Men drop out of sight there. This one did. Or, no, I shouldn't say that. He went up out of sight. You see, he was carried.

Yes, right out of the city up toward the top of the world—at least that's what the natives thereabouts call the mountains, where the spurs of the Thian Shan meet the Himalayas. About five thousand men saw him go.

And not one of 'em cared to follow.

They were natives of course, all sorts—Chinese, beggarly Sarts, Mussulman traders, Kirghiz shepherds and what not. He was a white man. The other Europeans in Kashgar were all in the new city, the Chinese city, where the taotai and the missionaries are. He had come to the old city of Kashgar, by the dried-up river. He rode—uncommonly well, they say—across the wooden drawbridge and under the arch into the thick of the bazaar section.

Not that he'd lost his way. In fact he seemed to be looking for some one in the bazaar where he must have known there were no foreign barbarians—only the natives. His horse was dark with sweat and he was covered with dust. There was a good rifle slung over his shoulder and a native servant followed him. So the white men in Kashgar, when they heard what had happened to him, thought he must have been a big game hunter.

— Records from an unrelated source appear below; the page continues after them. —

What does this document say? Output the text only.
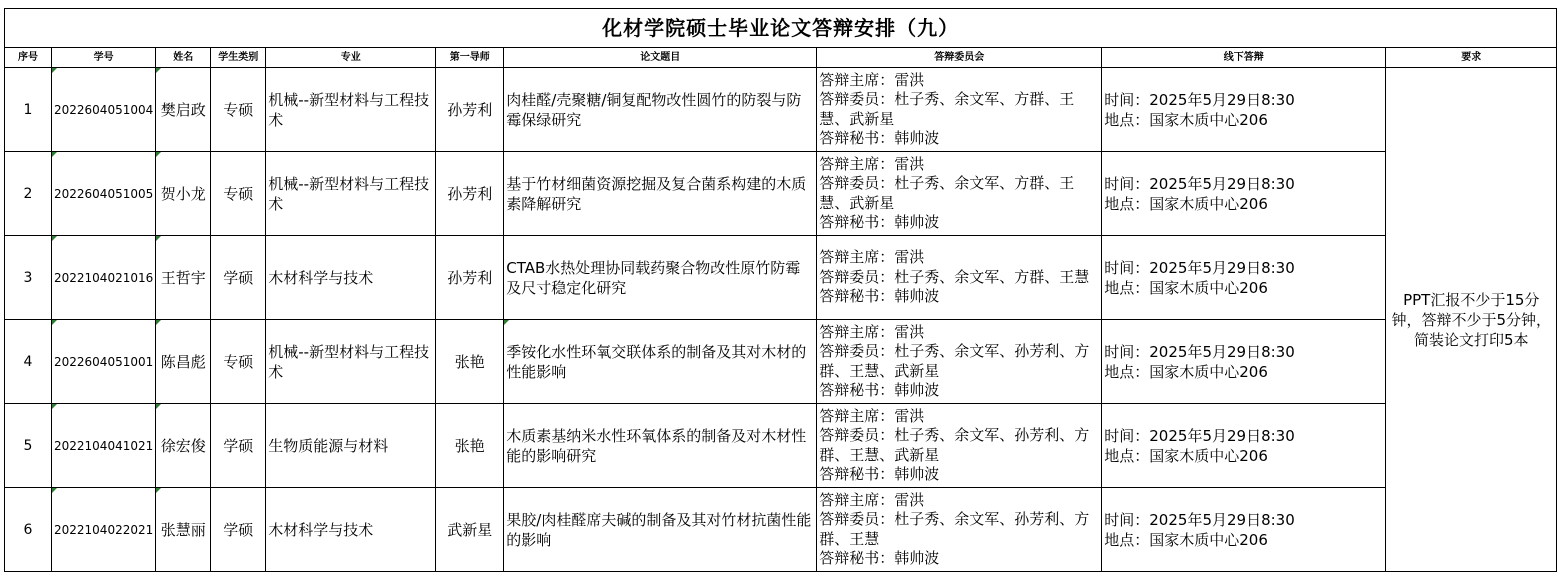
化材学院硕士毕业论文答辩安排（九）									
序号	学号	姓名	学生类别	专业	第一导师	论文题目	答辩委员会	线下答辩	要求
1	2022604051004	樊启政	专硕	机械--新型材料与工程技术	孙芳利	肉桂醛/壳聚糖/铜复配物改性圆竹的防裂与防霉保绿研究	答辩主席：雷洪
答辩委员：杜子秀、余文军、方群、王慧、武新星
答辩秘书：韩帅波	时间：2025年5月29日8:30
地点：国家木质中心206	PPT汇报不少于15分钟，答辩不少于5分钟，简装论文打印5本
2	2022604051005	贺小龙	专硕	机械--新型材料与工程技术	孙芳利	基于竹材细菌资源挖掘及复合菌系构建的木质素降解研究	答辩主席：雷洪
答辩委员：杜子秀、余文军、方群、王慧、武新星
答辩秘书：韩帅波	时间：2025年5月29日8:30
地点：国家木质中心206	

3	2022104021016	王哲宇	学硕	木材科学与技术	孙芳利	CTAB水热处理协同载药聚合物改性原竹防霉及尺寸稳定化研究	答辩主席：雷洪
答辩委员：杜子秀、余文军、方群、王慧
答辩秘书：韩帅波	时间：2025年5月29日8:30
地点：国家木质中心206	

4	2022604051001	陈昌彪	专硕	机械--新型材料与工程技术	张艳	季铵化水性环氧交联体系的制备及其对木材的性能影响	答辩主席：雷洪
答辩委员：杜子秀、余文军、孙芳利、方群、王慧、武新星
答辩秘书：韩帅波	时间：2025年5月29日8:30
地点：国家木质中心206	

5	2022104041021	徐宏俊	学硕	生物质能源与材料	张艳	木质素基纳米水性环氧体系的制备及对木材性能的影响研究	答辩主席：雷洪
答辩委员：杜子秀、余文军、孙芳利、方群、王慧、武新星
答辩秘书：韩帅波	时间：2025年5月29日8:30
地点：国家木质中心206	

6	2022104022021	张慧丽	学硕	木材科学与技术	武新星	果胶/肉桂醛席夫碱的制备及其对竹材抗菌性能的影响	答辩主席：雷洪
答辩委员：杜子秀、余文军、孙芳利、方群、王慧
答辩秘书：韩帅波	时间：2025年5月29日8:30
地点：国家木质中心206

Still, they wouldn't understand why a hunter should off-saddle and go wandering through the bazaar as this one did, guided by his servant. White men, even ovis poli and wapiti hunters, are not frequent visitors in Kashgar, you know. It's a city on the old caravan route from China into India and Persia. It's sort of stuck up there under the hills that overlook Tibet, Turkestan and Kashmir, and the hills themselves are rather a no man's land—tribal areas.

I have said he was looking for something, or some one. And he didn't find what he was looking for. That seems to be clear. So he let his servant take him to a serai, an inn for travelers in the bazaar quarter. For a hunter he was traveling awfully light, and with no heads at all in his baggage. He'd made a long trek, too, judging by the condition of his beasts.

It sounds just like a story, of course. The white man—we'll call him that for want of a better name—was sitting in a corner of the serai with his back to the mud wall smoking a pipe and watching the other inmates—a fine lot they were, too—when a big black-faced native in sheepskins, blind in one eye, got up and went over to him.

"Effendi," the fellow said, "your slave who is the dust beneath your feet (he meant himself) has heard that there is danger and trouble in store for you here. Will the effendi ride hence at once and swiftly?"

The white man laughed and said he liked it where he was. At this the chap of the sheepskins went out of the serai and began to run as if the devil were after him, through the twisting alleys of the bazaar, out past the mosque and up the road to the hills.

He didn't stop running as long as he was visible from the balcony where the taotai, the governor, was having dinner. They noticed that, because those natives never run unless necessary, and then they ride.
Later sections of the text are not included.